The label and package design caters to the (presumably male)
cartoon sensibility, wherein deceased creatures have X’s for eyes.
Hence: a dead rabbit icon whose X-shaped eyes are also echoed in the
orange stitching of the burlap “bottle wrap”. The burlap is another
macabre touch, wrapping the bottle in a sort of burial shroud. The effect is dark and portentous—albeit in a cute, Tim Burton-ish sort of way.
This is a beer made from carrotsfor a store named “Carrots”— so that explains the rabbit. But why dead? “Dead rabbit” could be taken as a reference to girls getting pregnant—(as in “the rabbit died”)—but that seems unlikely to be the message here...

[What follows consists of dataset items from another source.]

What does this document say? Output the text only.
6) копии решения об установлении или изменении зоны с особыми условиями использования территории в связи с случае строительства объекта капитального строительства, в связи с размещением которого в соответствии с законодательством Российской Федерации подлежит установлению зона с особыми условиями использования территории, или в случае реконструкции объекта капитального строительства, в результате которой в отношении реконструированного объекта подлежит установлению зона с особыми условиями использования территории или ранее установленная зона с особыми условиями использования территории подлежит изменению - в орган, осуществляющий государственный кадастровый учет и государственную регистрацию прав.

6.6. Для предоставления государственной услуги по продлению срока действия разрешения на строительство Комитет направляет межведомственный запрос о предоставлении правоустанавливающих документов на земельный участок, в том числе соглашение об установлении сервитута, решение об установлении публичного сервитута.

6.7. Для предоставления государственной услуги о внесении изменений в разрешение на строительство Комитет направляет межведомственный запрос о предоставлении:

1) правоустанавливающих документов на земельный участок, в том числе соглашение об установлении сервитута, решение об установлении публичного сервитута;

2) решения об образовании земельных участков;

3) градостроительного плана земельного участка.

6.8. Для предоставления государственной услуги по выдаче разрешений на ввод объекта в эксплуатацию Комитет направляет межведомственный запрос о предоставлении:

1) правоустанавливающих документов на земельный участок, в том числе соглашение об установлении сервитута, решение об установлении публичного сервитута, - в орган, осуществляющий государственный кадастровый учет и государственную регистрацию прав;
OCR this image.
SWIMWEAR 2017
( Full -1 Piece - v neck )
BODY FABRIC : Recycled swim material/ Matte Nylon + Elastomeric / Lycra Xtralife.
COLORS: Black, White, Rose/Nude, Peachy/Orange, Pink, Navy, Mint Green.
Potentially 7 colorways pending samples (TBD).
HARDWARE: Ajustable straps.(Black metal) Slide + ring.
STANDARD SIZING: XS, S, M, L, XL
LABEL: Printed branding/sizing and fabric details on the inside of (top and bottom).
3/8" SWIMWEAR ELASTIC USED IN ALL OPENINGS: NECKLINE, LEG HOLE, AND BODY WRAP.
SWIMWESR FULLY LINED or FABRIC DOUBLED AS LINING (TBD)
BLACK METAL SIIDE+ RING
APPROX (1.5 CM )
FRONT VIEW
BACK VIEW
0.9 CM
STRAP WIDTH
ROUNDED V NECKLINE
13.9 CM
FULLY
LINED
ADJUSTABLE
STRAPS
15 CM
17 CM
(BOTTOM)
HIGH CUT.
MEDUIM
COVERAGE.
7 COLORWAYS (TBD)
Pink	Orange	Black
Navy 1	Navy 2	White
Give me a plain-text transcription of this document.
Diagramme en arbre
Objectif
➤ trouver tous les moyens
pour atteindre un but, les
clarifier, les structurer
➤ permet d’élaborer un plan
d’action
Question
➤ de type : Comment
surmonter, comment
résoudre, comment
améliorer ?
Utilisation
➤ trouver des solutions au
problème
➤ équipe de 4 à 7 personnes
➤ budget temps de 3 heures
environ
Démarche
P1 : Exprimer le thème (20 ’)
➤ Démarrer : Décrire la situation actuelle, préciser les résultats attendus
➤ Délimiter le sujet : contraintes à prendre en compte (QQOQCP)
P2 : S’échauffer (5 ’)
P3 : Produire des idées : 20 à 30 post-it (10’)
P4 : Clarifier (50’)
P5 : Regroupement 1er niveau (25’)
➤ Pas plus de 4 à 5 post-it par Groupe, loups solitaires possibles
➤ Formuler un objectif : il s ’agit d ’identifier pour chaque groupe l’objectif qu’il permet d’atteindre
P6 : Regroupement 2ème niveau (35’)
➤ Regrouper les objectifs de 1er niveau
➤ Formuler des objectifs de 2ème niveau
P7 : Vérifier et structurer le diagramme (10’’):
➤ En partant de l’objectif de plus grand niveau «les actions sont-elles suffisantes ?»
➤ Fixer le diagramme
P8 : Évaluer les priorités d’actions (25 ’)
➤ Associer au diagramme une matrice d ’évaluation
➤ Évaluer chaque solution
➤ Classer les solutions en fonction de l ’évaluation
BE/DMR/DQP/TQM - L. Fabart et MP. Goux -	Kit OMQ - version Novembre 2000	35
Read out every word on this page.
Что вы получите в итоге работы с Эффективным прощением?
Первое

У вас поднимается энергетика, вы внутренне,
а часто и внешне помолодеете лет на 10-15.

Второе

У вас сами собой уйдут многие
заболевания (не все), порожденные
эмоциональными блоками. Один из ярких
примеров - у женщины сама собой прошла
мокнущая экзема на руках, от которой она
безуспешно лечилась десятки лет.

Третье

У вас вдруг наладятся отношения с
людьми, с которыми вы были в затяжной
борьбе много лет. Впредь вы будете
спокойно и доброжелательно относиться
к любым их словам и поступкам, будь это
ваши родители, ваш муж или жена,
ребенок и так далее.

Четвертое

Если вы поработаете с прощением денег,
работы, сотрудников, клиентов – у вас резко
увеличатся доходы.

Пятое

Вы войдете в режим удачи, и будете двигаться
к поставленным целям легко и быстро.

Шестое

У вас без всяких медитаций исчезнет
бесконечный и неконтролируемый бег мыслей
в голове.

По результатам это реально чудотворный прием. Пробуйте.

There was also a “Dead Rabbits” gang in NYC in the 1850s whose story was fictionalized in Scorsese’s Gangs of New York. (Again: not likely the intentional reference for us here.)
Is
the idea just that Carrots Beer packs such a punch that our rabbit is
merely knocked out and not dead at all? That might be closer to it...
Plus, multiple Xs have implications with regard to alcoholic beverage quality and —(in the public’s cartoon imagination, at least)— with regard to alcohol potency. Think: XXX.